"London-based Encounter was considered the crown jewel of the Congress for 
Cultural Freedom’s publishing program. Created in 1953,Encounter was edited by 
Irving Kristol and later, Melvin Lasky, while the literary pages were for many 
years curated by the poet Stephen Spender. It regularly published both British 
and American writers, including Isaiah Berlin, Mary McCarthy, Hugh 
Trevor-Roper, W.H. Auden, Daniel Bell, Arthur Schlesinger, Jr., Bertrand 
Russell, Stuart Hampshire, and John Kenneth Galbraith. It is often credited 
with helping shift the British intellectual scene away from socialism and 
towards an “Atlantic,” pro-U.S. outlook. Edward Shils worked out his ideas of 
“The End of Ideology” in its pages; C.P. Snow published his essay on the “two 
cultures” of the natural sciences and the humanities there; and it published 
Nancy Mitford’s “The English Aristocracy,” the classic essay about “U and 
non-U” describing differences in pronunciation between British classes. It also 
helped introduce English readers to authors like Jorge Luis Borges, and 
frequently featured the witty and erudite anti-Communism of Leszek Kolakowski. 

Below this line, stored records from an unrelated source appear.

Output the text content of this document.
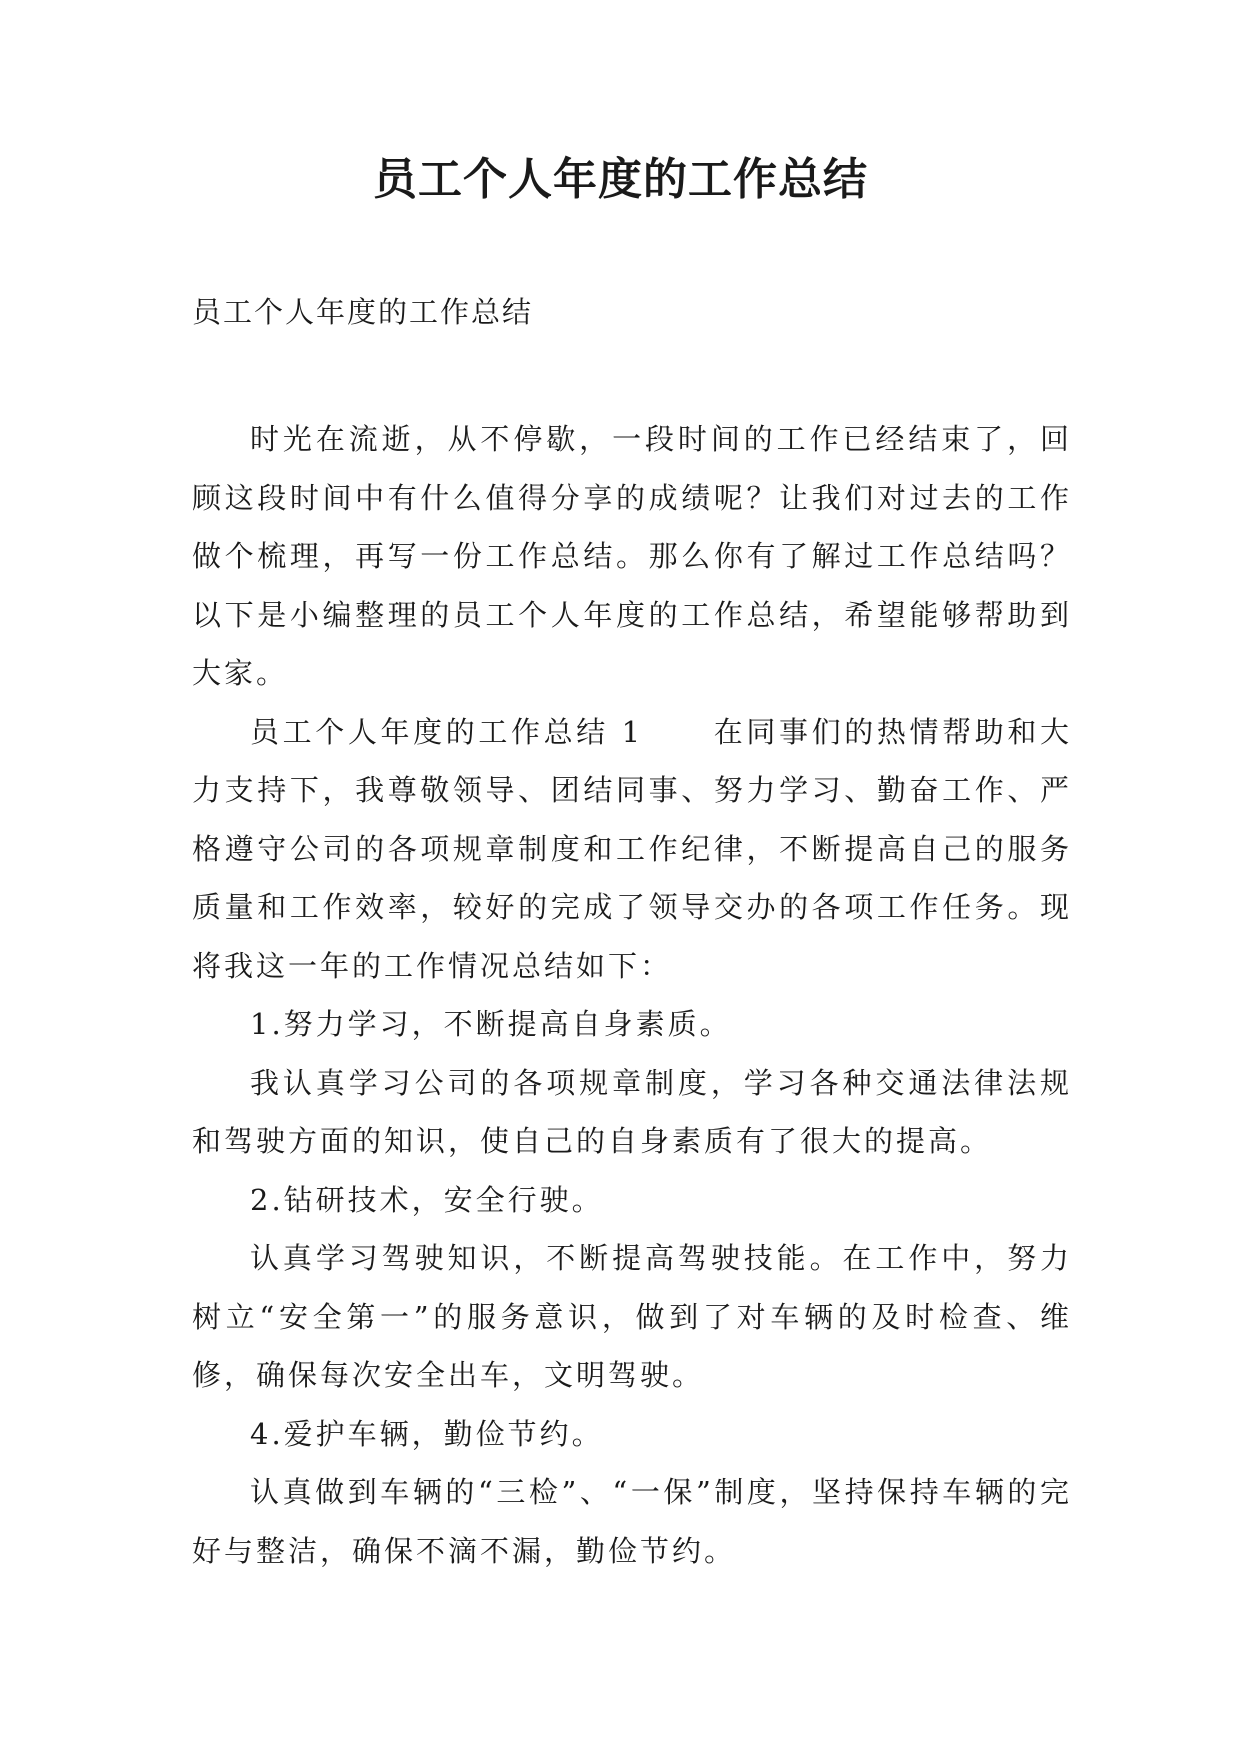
员工个人年度的工作总结

员工个人年度的工作总结

时光在流逝，从不停歇，一段时间的工作已经结束了，回顾这段时间中有什么值得分享的成绩呢？让我们对过去的工作做个梳理，再写一份工作总结。那么你有了解过工作总结吗？以下是小编整理的员工个人年度的工作总结，希望能够帮助到大家。

员工个人年度的工作总结 1 在同事们的热情帮助和大力支持下，我尊敬领导、团结同事、努力学习、勤奋工作、严格遵守公司的各项规章制度和工作纪律，不断提高自己的服务质量和工作效率，较好的完成了领导交办的各项工作任务。现将我这一年的工作情况总结如下：

1.努力学习，不断提高自身素质。

我认真学习公司的各项规章制度，学习各种交通法律法规和驾驶方面的知识，使自己的自身素质有了很大的提高。

2.钻研技术，安全行驶。

认真学习驾驶知识，不断提高驾驶技能。在工作中，努力树立“安全第一”的服务意识，做到了对车辆的及时检查、维修，确保每次安全出车，文明驾驶。

4.爱护车辆，勤俭节约。

认真做到车辆的“三检”、“一保”制度，坚持保持车辆的完好与整洁，确保不滴不漏，勤俭节约。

(See his “How to be a Conservative-Liberal Socialist”—the founding document of 
what he describes as “the Mighty International that will never exist,” for a 
reasonable distillation of the magazine’s ideology.) Encounter’s strength was 
such that it survived the CIA scandals of the late sixties and continued 
publishing on its own into the early nineties. The entire run of Encounter is 
fully available on line."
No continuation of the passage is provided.